Hunter returns to the Palouse with his wife, Julie, and a perpetually “bad golf game,” he says. The couple has a daughter who’s an elementary school teacher in Kansas City, Mo., and their youngest daughter is a senior at Boston University. He says he’s an avid reader, loves a variety of music, and is a trivia buff.
He graduated from high school in 1980 and spent a year at the University of Idaho before transferring to Pennsylvania.
“As my time in college progressed, I realized I wanted to understand business but not be a businessman,” Hunter says.
“My classmates were trying to figure out how to get to the best firms on Wall Street, but I was more captivated by how Wall Street even works. What makes the country tick? If you can understand the workplace, there’s a high probability of being successful,” he says.
“That’s when I realized I probably wanted to do a doctorate and go on to be a researcher,” he says.
The Carson College of Business is housed in Todd Hall, something that Hunter says is both a “blessing and a curse.”
“It’s a blessing because it’s in a centralized location on campus. It’s a curse because it’s not modernized and small,” he says.
Hunter uses the University of Southern California, which recently constructed a new business school facility, as an example of a school that recently modernized its business building.
“It has 20 traditional classrooms and 60 breakout rooms,” Hunter says. “We’ve got 60 traditional classrooms and two breakout rooms.”
The breakout rooms allow for more intimate settings for instructors and students and are equipped with wireless technology for online access.
Hunter says he’s had preliminary conversations with WSU President Kirk Schulz about the possibility of launching a capital campaign that would fund the construction of a new business school.
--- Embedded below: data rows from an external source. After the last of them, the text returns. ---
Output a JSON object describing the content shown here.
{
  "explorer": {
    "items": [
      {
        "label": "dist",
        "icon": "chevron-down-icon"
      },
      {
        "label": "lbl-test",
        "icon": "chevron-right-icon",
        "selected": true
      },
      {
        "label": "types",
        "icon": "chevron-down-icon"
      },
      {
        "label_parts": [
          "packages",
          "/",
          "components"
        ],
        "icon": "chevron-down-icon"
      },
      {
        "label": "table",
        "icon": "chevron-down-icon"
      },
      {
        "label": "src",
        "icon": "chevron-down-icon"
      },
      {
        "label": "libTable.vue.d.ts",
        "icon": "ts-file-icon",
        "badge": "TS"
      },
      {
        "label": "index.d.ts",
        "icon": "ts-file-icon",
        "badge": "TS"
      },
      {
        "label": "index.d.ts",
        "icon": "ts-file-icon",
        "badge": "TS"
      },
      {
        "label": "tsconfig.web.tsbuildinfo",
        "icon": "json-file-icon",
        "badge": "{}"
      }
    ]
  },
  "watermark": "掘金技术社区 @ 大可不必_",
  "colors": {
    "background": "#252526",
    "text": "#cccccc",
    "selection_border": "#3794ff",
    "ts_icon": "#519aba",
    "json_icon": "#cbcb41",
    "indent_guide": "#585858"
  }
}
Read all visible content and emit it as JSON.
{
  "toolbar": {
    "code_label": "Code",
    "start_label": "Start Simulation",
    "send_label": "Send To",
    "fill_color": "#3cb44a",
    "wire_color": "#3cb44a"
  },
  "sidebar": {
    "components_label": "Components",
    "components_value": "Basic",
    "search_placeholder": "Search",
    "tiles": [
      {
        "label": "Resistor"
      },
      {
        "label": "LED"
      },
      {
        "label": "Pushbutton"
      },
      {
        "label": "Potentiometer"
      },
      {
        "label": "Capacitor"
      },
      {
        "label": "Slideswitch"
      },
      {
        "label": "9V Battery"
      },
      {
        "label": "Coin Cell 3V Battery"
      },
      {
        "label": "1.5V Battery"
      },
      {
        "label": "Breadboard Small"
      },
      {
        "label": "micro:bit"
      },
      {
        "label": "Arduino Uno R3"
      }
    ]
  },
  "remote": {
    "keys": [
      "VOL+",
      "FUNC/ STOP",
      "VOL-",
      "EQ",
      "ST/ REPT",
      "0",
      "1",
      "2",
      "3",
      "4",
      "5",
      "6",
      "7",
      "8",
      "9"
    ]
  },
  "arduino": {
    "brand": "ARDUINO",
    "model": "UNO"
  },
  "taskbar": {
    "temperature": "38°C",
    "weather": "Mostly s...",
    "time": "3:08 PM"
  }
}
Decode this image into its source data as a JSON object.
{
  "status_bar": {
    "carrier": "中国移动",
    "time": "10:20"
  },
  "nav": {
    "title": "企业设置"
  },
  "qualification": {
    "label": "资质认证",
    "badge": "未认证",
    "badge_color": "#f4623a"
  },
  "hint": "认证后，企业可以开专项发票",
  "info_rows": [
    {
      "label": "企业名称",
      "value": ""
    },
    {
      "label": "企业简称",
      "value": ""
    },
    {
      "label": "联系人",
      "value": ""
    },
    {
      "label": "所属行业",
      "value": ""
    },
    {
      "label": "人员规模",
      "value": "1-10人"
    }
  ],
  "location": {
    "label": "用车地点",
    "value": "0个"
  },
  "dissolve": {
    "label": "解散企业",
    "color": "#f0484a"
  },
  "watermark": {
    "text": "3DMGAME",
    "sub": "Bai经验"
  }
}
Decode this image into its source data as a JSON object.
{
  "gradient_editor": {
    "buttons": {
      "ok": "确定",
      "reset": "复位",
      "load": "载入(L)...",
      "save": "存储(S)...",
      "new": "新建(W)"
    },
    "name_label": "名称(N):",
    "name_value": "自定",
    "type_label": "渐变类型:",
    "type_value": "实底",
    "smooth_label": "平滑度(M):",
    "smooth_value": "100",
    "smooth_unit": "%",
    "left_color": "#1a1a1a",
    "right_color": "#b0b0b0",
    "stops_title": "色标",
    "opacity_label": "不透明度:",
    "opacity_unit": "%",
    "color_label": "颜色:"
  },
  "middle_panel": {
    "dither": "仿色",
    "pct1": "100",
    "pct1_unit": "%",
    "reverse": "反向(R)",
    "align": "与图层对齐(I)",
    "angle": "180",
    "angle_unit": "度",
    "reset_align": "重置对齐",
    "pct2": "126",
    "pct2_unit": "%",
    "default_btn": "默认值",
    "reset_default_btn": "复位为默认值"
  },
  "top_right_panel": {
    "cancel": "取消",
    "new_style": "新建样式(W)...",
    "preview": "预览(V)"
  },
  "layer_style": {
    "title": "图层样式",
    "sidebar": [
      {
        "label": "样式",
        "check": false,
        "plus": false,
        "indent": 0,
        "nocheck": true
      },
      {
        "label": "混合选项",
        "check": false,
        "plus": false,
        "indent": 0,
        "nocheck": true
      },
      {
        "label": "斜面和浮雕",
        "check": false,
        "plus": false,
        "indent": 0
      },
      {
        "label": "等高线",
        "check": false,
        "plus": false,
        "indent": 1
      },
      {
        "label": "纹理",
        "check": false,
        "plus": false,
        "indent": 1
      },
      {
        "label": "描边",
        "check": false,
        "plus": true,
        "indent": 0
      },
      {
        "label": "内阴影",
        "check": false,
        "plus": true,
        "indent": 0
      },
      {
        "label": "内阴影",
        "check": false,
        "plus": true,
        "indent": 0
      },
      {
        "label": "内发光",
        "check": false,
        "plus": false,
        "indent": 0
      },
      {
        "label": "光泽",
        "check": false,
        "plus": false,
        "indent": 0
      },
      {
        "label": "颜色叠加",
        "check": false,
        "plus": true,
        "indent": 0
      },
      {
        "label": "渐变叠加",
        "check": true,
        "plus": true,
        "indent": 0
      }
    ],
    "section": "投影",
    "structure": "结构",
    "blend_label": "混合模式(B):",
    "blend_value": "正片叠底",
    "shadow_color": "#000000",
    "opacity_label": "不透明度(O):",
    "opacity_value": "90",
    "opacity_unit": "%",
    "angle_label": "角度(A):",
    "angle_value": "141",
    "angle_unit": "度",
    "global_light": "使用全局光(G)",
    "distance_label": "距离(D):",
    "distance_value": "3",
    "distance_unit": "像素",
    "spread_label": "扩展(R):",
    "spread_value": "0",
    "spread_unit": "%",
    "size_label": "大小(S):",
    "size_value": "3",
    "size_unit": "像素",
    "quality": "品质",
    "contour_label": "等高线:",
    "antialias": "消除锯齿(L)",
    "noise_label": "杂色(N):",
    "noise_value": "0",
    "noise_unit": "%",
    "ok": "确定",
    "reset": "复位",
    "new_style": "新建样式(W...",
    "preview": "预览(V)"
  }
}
“He’s indicated to me that he’d like to see us do it, and it would probably have to be done this way because there’s probably not going to be legislative assistance in the process,” Hunter says.
Hunter has invited Pacific Northwest business leaders and WSU alumni to a fundraising event at Herban Feast SODO Park in downtown Seattle today. The reception-style event is being held to raise funds to support the college’s Dean’s Excellence Fund.
“The money raised will help us move closer toward our aspirational goal of becoming the first choice for students seeking a business education in the Pacific Northwest,” Hunter says.